•10• Soğuğun Riyakar Hissiyatı

2.1K 51 16
                                        

Christina Perri - Human


Neydi bu içimi kemiren şey?

Korku mu... Ya da güvensizlik?

'Soğuğun Riyakar Hissiyatı'

Buz tutmuş kalbimin merkezindeki mezarlıkta yanan kor ateş, öylece dairesel şekilde dalgalanan bir nehrin kıyısından yansımasını izleyen zarif çocukluğumu içinde barındırıyordu. Kendine bir hayli büyük elbiselerinin içinde kalmış minik bedeninin yanında, biriktirdiği milyonlarca hatıra gelmeyecek kadar acımasız anıyı saklarken yorulmuştu.

Kızarmış dudaklarının arasından çektiği her bir titrek soluğunda bir damla daha yaş düşürüyordu ayaklarının altındaki şeffaf zemine. Kumların altında avına doğru kıvrıla kıvrıla sürünen bir çöl yılanı misali damarlarımda kol gezen karanlık arzunun hissiyatı yankılanıyordu kulaklarında. Korkuyordu. Çok korkuyordu. Boğazına dizilen hıçkırıkların onu ne denli zorladığını görüyordum.

Titreyen bedenine sardığı kolları yetersizdi. Elbisesinin pembe kumaşından dizlerinin hemen altında biten eteği yara bere içindeki bacaklarını örtemiyordu. Buz gibiydi her yanı, artık yüreğim dahi onun kırılgan teni için yeterli veyahut ideal sayılmazdı.

Soğuktu.

Benim kalbim küçük bir kız çocuğuna çok soğuktu.

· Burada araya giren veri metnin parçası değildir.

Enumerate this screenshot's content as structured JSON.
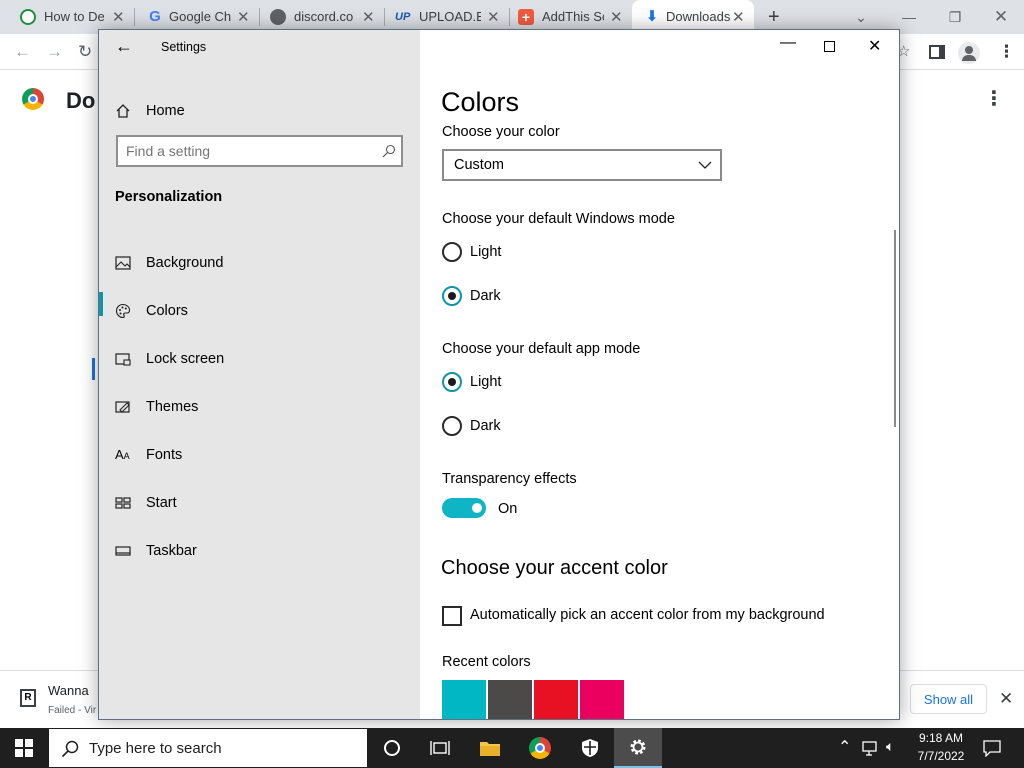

"Sensin," diyordu onun çaresiz duruşunu uzaktan, bir buz kütlesine yaslanmış vaziyette izleyen lacivert elbiseli kadın. Kimdi bu kadın? Çocuğun onu duymayışı ya da tepki vermeyişi, direk ona bakarak konuşmasına engel değildi. Dudaklarından dökülen tek kelime dahi bilinç altımın siyah ve mavi karışımı duvarlarına çarparak sayamayacağım kez yankı yapmıştı. "Kendin olamayacak kadar sensin." Diye devam etti. Ve durdu, gözlerini görmek istedim. En az bir hançer kadar sert işittiğim sesin nasıl gözlere sahip olduğunu öyle merak ettim ki...

"Bense kendimi aşacak kadar senim." Dediği vakit, tılsımlı bir dokunuş saç tellerimin arasından geçti. "Ama sen, kendini aşmaktan delicesine korktuğun için bana uzak bir ruhtan ibaretsin."

Dudaklarından çıkan her bir sözcükte daha da kuvvetlenen esinti çocuğun yanındaki kıvılcımı söndürdü ve küçük bedenine kuvvet veren tek ısı kaynağından geriye yalnızca, kısa süre sonra parçalanıp yok olacak bir tutam duman kaldı. Bunun etkisiyle yanağına bir damla daha yaş süzüldü, ve işte şimdi gerçek anlamda her yer buz gibiydi.

"İçindeki kindarlıkla, ait olduğun yerden çok uzakta bir silüetsin."

Rüzgar öylesine şiddetli esiyordu ki, bedenimi onlara doğru itilmekten geri çekemiyordum. Kadın ise gram etkilenmiş değildi. Nedendir bilinmez öfkeli olduğunu hissettim. Sesindeki uğultu, daha önce hiç duymadığım kadar karanlıktı.

"Sen, canını yakacak kadar kendinden habersiz bir sensin."

Kim olduğunu dahi doğru düzgün anlayamamışken, kulaklarımda küflü izler bırakan sözleriyle birkaç saniye içinde, çatlayan bir aynanın zemine düşen kırık camları misali parçalara ayrıldı, ve her bir parçası üzerindeki lacivert elbisenin rengindeki toz bulutları halinde rüzgara karıştı.

Geriye, yankılı bir halde işittiğim tiz kahkahası, ve onun sesine karışan küçük çocuğun hıçkırıkları kaldı.

Kalbimi kaplayan boşluğa fısıldadım, "kimsin sen?"

'Kimsin?'

Kimsin...

İnce, ama baskın sesi, iliklerimi titretecek uğultulu bir tonla yeniden yankılandı.